ProLiant Support Pack
The ProLiant Support Pack is an optional collection of agents and drivers that HP provides for
installation after a GNU/Linux operating system is installed. Usually, they cannot be installed without
a fully-functioning copy of a GNU/Linux operating system because of certain prerequisites embedded
in the PSP installation tool.
The agents provided by the PSP enhance or increase the features that are normally supported by the
native GNU/Linux operating system SNMP package. Technically, they are called subagents or peers
of the central communications agent daemon snmpd. The SNMP agent, snmpd, is fully capable of
providing service itself; however, the additional PSP subagents provide additional services.
Agentless Installations
An agentless installation is an installation of a GNU/Linux operating system on an HP ProLiant system
without the PSP agents. Normally such a system would be classified as an unmanaged server because
the system does not contain an SNMP agent with the PSP subagents required for managed server
status. However, it is possible to install the GNU/Linux operating system’s default SNMP agent and
configure it to serve a minimal set of additional OIDs sufficient to become classified as a managed
server. This status is required to run specific tools against the node from the HP SIM web interface.
The SNMP agent can be configured during the post-install phase of an initial installation or at any
time after installation. An unmanaged node can be manually elevated to managed status by running
OptionsIdentify Systems… on a node whose SNMP agent has been reconfigured for agentless
service.
A node that is initially installed as an agentless node can have the ProLiant Support Pack installed
later and the two services (one provided by the SNMP master daemon for agentless and another
provided by the PSP agents) will blend seamlessly. The attempt by the PSP subagents to reregister to
provide service for the same OIDs already served by the SNMP master agent will be silently
discarded.
Advantages of Agentless Installations
An agentless install offers the best performance for the least amount of effort and offers the most
freedom to configure the system.
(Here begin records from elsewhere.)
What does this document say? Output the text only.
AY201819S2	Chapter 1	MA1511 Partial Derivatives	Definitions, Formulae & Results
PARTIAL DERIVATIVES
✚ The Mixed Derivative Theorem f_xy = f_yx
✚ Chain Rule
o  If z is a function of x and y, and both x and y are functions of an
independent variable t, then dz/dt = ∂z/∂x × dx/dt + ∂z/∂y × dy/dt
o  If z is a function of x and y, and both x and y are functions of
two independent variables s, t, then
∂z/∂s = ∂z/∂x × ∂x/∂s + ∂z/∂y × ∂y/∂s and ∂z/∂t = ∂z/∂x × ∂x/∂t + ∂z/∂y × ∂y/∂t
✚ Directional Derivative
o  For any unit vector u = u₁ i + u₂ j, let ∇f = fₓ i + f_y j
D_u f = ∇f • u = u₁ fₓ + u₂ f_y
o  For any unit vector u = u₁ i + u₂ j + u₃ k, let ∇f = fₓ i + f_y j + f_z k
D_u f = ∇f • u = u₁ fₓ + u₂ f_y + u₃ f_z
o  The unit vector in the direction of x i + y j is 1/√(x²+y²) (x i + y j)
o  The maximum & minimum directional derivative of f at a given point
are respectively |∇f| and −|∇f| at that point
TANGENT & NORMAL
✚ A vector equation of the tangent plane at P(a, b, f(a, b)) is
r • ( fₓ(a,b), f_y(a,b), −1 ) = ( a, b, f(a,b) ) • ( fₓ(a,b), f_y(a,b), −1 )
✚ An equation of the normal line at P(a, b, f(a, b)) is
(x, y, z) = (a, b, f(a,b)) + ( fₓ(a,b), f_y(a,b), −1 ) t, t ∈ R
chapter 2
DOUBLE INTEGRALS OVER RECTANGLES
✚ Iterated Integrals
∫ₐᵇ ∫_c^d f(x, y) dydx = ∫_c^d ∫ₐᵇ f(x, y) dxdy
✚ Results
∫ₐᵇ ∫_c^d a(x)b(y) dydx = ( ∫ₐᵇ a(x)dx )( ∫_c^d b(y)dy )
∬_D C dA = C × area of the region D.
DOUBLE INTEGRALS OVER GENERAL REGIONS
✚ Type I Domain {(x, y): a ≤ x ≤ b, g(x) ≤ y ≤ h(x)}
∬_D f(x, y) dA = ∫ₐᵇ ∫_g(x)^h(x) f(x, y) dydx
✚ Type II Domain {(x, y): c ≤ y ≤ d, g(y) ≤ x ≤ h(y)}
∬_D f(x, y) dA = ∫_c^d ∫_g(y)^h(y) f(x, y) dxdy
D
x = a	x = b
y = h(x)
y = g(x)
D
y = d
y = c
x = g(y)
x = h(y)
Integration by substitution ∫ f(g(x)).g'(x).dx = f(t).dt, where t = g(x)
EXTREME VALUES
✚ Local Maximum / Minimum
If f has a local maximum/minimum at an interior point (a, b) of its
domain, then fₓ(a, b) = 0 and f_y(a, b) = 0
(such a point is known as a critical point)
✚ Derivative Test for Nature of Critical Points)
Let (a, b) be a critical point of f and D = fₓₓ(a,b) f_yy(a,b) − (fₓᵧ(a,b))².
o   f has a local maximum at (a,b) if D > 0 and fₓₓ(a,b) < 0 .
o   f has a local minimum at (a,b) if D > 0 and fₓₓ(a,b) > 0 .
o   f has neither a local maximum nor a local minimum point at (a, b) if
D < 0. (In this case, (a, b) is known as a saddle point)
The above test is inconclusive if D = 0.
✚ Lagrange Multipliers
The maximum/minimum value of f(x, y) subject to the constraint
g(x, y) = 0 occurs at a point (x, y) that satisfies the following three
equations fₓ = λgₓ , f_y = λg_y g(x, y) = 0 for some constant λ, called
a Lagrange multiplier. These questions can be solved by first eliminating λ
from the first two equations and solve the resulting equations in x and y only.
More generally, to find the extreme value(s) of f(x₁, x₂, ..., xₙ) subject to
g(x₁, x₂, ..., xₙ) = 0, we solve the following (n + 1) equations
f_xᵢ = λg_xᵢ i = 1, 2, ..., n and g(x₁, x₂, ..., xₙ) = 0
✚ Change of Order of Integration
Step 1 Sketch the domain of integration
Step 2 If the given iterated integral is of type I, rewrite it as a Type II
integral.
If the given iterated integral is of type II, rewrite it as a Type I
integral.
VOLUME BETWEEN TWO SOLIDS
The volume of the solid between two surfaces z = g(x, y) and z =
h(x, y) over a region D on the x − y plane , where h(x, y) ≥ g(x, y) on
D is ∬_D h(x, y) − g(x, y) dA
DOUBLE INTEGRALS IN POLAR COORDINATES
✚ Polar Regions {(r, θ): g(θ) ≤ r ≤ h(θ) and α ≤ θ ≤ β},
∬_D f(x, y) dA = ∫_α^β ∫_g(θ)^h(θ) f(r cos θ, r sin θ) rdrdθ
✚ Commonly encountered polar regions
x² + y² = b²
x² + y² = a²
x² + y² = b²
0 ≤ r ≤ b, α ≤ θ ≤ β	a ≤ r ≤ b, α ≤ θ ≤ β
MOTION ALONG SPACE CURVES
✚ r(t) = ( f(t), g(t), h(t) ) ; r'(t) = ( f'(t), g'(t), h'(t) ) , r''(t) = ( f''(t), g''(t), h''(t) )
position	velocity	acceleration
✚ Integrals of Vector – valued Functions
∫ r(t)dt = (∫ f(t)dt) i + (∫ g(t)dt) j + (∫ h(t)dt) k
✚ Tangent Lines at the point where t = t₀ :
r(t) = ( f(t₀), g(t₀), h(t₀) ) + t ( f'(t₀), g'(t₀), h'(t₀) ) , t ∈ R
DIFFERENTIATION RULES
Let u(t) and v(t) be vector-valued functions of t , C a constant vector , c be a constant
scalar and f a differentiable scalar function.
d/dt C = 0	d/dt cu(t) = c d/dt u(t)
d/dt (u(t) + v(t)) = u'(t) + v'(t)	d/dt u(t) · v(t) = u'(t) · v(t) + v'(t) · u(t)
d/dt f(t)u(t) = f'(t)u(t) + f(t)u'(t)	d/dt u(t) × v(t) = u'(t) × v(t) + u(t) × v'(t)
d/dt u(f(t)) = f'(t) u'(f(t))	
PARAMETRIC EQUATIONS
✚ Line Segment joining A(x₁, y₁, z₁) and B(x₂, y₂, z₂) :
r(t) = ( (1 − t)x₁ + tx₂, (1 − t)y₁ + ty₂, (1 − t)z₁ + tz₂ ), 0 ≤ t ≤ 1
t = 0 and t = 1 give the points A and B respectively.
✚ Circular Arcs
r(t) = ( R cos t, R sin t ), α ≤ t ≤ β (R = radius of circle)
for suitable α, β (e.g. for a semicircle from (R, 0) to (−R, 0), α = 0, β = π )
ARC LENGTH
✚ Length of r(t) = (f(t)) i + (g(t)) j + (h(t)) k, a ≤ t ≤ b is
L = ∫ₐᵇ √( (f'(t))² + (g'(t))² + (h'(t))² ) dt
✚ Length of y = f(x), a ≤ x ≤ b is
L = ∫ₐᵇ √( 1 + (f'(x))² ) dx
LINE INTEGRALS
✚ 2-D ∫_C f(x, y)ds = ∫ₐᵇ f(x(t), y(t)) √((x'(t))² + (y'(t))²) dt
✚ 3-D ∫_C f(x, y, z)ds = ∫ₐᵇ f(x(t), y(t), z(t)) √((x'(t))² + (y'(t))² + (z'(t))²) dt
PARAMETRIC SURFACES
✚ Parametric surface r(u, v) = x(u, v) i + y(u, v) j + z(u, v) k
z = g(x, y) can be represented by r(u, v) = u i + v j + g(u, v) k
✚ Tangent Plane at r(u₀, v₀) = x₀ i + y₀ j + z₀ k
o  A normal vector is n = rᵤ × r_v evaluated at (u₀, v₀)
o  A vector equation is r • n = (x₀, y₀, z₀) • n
Other than ensuring the SNMP service port inbound 161 is open
and the SNMP trap service port outbound 162 is open through a firewall, there is little risk of a
system’s various security methods obstructing the trap notification, discovery, and data collection
procedures.
In addition, the agentless install does not require the PSP for the hardware platform or the operating
system. This can be valuable on hardware platforms, like a Workstation blade which might not yet be
certified for PSP support. In addition, it is also valuable for operating systems which are, and are
unlikely to be supported by a ProLiant Support Package; examples are Debian, Ubuntu®, Fedora™,
or openSUSE®.
It is conceivable that there may be a performance benefit to not using the PSP agents on heavily-
loaded systems. Normally, MAC information is served by the SNMP master agent daemon snmpd.